Update 2: Here are some key tidbits from the post-earnings analyst call:
CFO Peter Oppenheimer says the company was “thrilled” with the results.
Revenue was up 49% from a year ago, with iPhone more than doubling, and Mac sales strong.
Net income was up 90% from a year ago.
Mac sales were a record for a March quarter. Strong double-digit growth in both desktop and portable segments. There is 3-4 weeks of Mac channel inventories.
iPod sales driven by Touch - Touch units were up 63% year over year. 12% growth in iPod revenue growth, strongest in late 2 years.
$1.1 billion in iTunes store revenue in the quarter. Over 12 million songs. Over 10 billion songs sold market crossed in February.
Ended the quarter in 4-6 weeks of iPod inventory.
On iPhone, had best quarter ever. 131% year over year growth.

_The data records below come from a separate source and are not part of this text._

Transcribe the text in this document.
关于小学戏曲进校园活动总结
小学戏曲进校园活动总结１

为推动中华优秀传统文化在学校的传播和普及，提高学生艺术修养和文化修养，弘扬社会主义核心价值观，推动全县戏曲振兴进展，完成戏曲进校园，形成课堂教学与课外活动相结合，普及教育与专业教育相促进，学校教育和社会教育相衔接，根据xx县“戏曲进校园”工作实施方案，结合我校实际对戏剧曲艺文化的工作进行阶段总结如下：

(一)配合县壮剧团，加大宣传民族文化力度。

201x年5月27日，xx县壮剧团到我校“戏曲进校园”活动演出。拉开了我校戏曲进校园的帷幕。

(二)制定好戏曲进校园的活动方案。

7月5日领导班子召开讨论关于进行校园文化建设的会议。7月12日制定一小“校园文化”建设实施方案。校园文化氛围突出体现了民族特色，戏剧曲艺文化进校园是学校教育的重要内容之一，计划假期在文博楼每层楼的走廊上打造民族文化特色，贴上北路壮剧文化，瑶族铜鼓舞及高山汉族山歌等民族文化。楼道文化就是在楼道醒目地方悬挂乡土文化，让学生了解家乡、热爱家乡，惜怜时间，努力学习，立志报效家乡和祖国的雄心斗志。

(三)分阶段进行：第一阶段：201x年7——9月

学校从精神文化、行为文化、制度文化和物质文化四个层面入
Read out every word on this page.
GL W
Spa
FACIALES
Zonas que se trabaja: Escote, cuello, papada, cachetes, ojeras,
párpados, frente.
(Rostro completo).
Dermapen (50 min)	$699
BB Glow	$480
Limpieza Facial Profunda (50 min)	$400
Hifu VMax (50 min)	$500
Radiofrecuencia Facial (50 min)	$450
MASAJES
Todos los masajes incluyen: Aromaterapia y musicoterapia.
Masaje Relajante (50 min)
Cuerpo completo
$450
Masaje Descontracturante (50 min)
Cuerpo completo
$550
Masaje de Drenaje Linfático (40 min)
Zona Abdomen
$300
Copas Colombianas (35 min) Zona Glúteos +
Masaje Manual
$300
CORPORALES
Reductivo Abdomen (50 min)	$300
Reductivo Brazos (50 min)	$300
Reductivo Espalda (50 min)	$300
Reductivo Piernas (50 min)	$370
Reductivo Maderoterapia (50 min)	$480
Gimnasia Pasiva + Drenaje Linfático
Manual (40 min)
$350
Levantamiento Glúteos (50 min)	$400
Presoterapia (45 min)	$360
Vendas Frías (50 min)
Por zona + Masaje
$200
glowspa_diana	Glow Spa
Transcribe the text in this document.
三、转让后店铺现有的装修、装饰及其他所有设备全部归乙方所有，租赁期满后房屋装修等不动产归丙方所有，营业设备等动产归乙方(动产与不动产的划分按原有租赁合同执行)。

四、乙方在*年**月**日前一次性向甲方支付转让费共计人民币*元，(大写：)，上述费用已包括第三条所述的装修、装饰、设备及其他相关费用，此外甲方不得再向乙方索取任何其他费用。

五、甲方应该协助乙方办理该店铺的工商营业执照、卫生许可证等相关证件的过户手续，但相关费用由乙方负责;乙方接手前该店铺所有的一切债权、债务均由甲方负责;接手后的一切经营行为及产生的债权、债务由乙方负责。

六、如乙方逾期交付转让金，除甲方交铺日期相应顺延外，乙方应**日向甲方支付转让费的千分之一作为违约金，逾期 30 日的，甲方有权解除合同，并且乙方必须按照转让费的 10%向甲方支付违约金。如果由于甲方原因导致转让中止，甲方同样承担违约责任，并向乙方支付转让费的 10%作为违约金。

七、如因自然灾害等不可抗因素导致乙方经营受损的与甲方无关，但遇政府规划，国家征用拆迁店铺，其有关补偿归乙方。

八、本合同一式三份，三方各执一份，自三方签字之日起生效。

More 3x IDC estimate of smart phone growth in the quarter. ASP was about $600 for the iPhone. Now have distribution with 151 carriers in 88 countries.
iPhone OS 4 response from developers has been strong.
On iPad, the company is “pleased” with results so far. On track for 3G ship on April 30. Both versions in nine more countries at end of May.
$1.68 billion revenue from Apple stores in the quarter. Now 286 stores. There was $5.9 million revenue per store, up from $5.5 million a year ago. On track for 40-50 new stores in FY 2010.
41.7% gross margin was 270 basis points above guidance. Stronger product mix helped, as well as lower costs, and fixed-cost leverage from higher revenue.
24% tax rate in the March quarter was lower than expected.
Cash was up $1.9 billion from the previous quarter. They continue to focus on preservation of capital, with focus on short-dated high quality investments.
For the June quarter, they expect gross margin to be 36%. A quarter of that is from first quarter of iPad sales. They have been aggressive on pricing. Expect rest of margin decline to be due roughly equally from a stronger dollar; the Mac portable transition; the start of education buying season; and a future product transition. (New iPhones, maybe?)